D’épaisses chapes d’abstraction font que l’idée que l’humain se fait de l’homme n’atteint plus ce dernier ; impossible de le désigner : les lunettes électroniques, machines d’abstraction, décèlent au cœur du chromosome la chosification du concept d’éternité, l’équation qui dépiaute l’homme de son antique chair pour le régénérer en poupée Barbie. Faible, le voilà fiable ; sanglé dans la camisole de force de l’Idée : the Concept. Alors on peut l’abattre, car on n’abattra en l’abattant qu’une idée remplaçable. On ne tue pas l’humain en tuant l’homme. Ce serait pourtant le seul « salut » qu’on pourrait attendre d’un tel sacrifice. L’archétype – blanc, noir – n’est plus qu’une reconstitution, comme les tablettes de cacao sur les rayons d’un drugstore à Tomales. Reconstitution du corps archétypal, assistée de toute la panoplie du matériau réparateur ou modélisateur ; non plus idéologie d’un Übermensch pour État-nation visant l’avilissement de l’homme, mais idéologie de l’État marchand en quête de séductions vénales. Produits pigmentaires, prothèses oculaires, capillaires, la camisole de force reconstitue le souvenir d’une figure divine où les hormones et les appareils de musculation tiennent lieu d’agents de transsubstantiation. Mais, derrière ces masques, c’est un enratissement rampant qui prépare l’ère d’extermination définitive de l’Untermensch.
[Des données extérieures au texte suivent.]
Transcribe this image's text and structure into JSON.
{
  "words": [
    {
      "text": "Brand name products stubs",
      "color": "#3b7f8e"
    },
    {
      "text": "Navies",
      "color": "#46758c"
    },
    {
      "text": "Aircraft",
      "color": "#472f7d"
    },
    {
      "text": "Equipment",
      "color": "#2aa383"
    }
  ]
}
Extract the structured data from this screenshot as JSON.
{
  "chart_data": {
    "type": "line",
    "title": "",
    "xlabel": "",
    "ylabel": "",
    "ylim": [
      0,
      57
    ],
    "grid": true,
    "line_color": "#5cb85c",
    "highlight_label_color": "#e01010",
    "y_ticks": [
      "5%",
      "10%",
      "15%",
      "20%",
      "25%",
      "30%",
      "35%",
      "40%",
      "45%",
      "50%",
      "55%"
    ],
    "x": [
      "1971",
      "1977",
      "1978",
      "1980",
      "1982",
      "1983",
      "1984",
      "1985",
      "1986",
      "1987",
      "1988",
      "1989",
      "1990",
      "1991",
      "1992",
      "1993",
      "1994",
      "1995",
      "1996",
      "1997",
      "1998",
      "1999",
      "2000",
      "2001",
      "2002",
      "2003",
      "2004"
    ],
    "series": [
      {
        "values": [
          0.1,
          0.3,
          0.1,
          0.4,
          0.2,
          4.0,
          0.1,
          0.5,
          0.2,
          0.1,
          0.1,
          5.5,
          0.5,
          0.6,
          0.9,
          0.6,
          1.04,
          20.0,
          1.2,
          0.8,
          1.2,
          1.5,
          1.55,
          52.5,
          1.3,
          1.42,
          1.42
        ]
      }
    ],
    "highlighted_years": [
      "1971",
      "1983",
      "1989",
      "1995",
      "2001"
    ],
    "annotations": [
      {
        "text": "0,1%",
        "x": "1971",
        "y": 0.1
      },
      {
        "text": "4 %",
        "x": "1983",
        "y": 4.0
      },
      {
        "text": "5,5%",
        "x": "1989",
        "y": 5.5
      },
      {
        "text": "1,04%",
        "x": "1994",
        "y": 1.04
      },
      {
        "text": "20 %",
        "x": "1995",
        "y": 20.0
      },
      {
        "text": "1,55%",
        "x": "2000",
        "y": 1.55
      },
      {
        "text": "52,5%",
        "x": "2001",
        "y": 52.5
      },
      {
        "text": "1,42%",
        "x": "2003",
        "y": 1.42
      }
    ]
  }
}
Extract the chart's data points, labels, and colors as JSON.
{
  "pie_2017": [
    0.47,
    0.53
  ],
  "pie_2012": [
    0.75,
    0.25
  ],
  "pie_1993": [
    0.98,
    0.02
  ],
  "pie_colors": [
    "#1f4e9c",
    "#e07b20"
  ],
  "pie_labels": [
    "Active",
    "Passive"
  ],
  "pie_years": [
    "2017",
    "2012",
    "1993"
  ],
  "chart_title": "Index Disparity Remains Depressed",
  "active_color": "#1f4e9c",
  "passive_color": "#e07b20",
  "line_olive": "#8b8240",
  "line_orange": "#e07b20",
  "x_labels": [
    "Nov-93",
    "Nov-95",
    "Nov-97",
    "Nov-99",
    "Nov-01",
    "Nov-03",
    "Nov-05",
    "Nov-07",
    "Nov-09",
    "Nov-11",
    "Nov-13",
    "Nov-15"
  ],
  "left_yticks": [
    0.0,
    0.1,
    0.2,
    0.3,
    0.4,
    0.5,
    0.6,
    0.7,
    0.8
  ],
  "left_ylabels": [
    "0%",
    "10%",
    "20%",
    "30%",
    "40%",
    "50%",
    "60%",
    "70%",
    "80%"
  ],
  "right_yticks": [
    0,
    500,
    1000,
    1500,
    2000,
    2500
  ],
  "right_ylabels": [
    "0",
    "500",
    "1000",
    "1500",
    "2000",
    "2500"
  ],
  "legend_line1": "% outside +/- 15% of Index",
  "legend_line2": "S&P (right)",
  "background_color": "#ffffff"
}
Grandiose entreprise de mise en commun de la reconstitution. Tous y marche bien, la richesse et la pauvreté atteignent au degré de perfection dans la contrefaçon. Plus qu’au temps des Pères, plus qu’au temps de Silicon Valley, l’Amérique est révolutionnaire, ayant sauté le pas du xxe siècle. La prothèse et la reconstitution devenues la mesure et la démesure de toute chose, l’Humain y trouve sa réalisation suprême. Le parler n’y est plus le parler, le sexe n’y est plus le sexe, l’excrément n’y est plus le caca. Un livre n’y est plus un livre et, bientôt, un ordinateur n’y sera plus un ordinateur… Expurgé de toute chair (même le sensoriel est prothésique), le deuil étant fait de toute identité centaurienne, le miroir renvoie le reflet unifié d’un pluriel parachevé dans la résolution numérique. Tous les fils naissent bâtards, tous les pères sont stériles, toutes les mères sont des couveuses : on naît nul, progéniture de personne. Ces fils de personne furent pourtant fils d’Européens.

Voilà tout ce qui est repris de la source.